Merike Estna, The Emptiness of the Empty Eyes, 2019.

The exhibition reaches a climax of sorts in Ocean of Endangered Times (2019), a newly commissioned work which comprises four panels occupying most of the gallery’s large northern wall. It depicts colourful, amorphous, and tentacled sea creatures (“prehistoric jellyfish” in the curator’s description) barnacled and bloodied with drips and paint splatter; entangled with undulating nets, driftwood, and leaking pipelines (which oddly resemble gummy worms), they seem to be either dying or already dead. The ocean in which the creatures float is spatially improbable, as though we are looking at an enormous fish tank, or perhaps a giant screen saver. In what at first appears like a remarkable strategic reversal, this monumental work actually seems to test painting’s capacity to take on one of our era’s most urgent issues, global warming. It is a weighty theme that Estna’s aesthetic can’t quite hold up; the whole thing feels rather forced.
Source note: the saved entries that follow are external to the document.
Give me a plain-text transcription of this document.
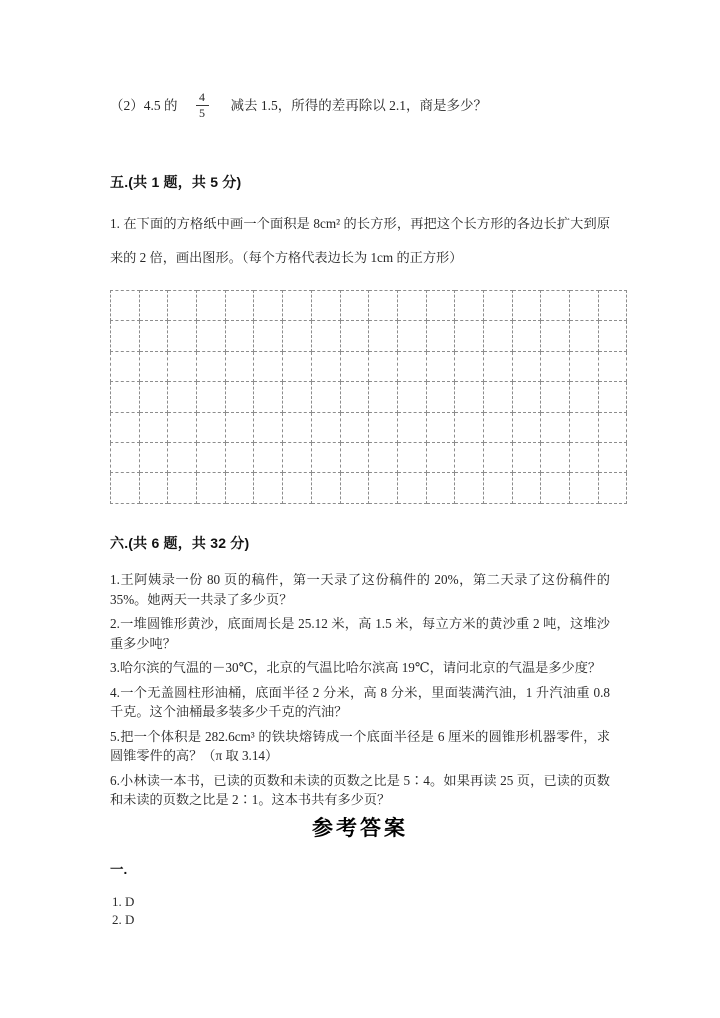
（2）4.5 的 $\frac{4}{5}$ 减去 1.5，所得的差再除以 2.1，商是多少？
五.(共 1 题，共 5 分)
1. 在下面的方格纸中画一个面积是 8cm² 的长方形，再把这个长方形的各边长扩大到原来的 2 倍，画出图形。（每个方格代表边长为 1cm 的正方形）

六.(共 6 题，共 32 分)

1.王阿姨录一份 80 页的稿件，第一天录了这份稿件的 20%，第二天录了这份稿件的 35%。她两天一共录了多少页？

2.一堆圆锥形黄沙，底面周长是 25.12 米，高 1.5 米，每立方米的黄沙重 2 吨，这堆沙重多少吨？

3.哈尔滨的气温的－30℃，北京的气温比哈尔滨高 19℃，请问北京的气温是多少度？

4.一个无盖圆柱形油桶，底面半径 2 分米，高 8 分米，里面装满汽油，1 升汽油重 0.8 千克。这个油桶最多装多少千克的汽油？

5.把一个体积是 282.6cm³ 的铁块熔铸成一个底面半径是 6 厘米的圆锥形机器零件，求圆锥零件的高？（π 取 3.14）

6.小林读一本书，已读的页数和未读的页数之比是 5∶4。如果再读 25 页，已读的页数和未读的页数之比是 2∶1。这本书共有多少页？

参考答案
一.
1. D
2. D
Of course, such a reading takes the painting at face value. A more searching interpretation might point to the figures’ strange inertia and argue that rather than depicting sea creatures, the painting actually symbolises endangered time. Surely this resonates with the sense of temporal disjunction implied by the show’s title. In which case, is it historical time that is put at risk here? Is it possible futures foreclosed? Taken a step further: are these today’s paintings haunted by an imagined future in which they have achieved a renewed social function, or a (dystopian) rendering of future paintings haunted by the institutional, technological, and ecological conditions of the present? Perhaps this is a non-anthropocentric intervention into the chronopolitics of history painting, or a commentary on painting’s failures as a representational system? Perhaps it is all and none of these things. After all, two great virtues of the symbolic are reversibility and ambivalence. Ultimately, all of this is hand-wringing over meaning is probably more my problem than the paintings’, which are inviting, strange, and genuinely convinced of their own inadequacy. For a vain empty-eyed art critic, there is little to do but agree.

Merike Estna, installation view with performance, 2019.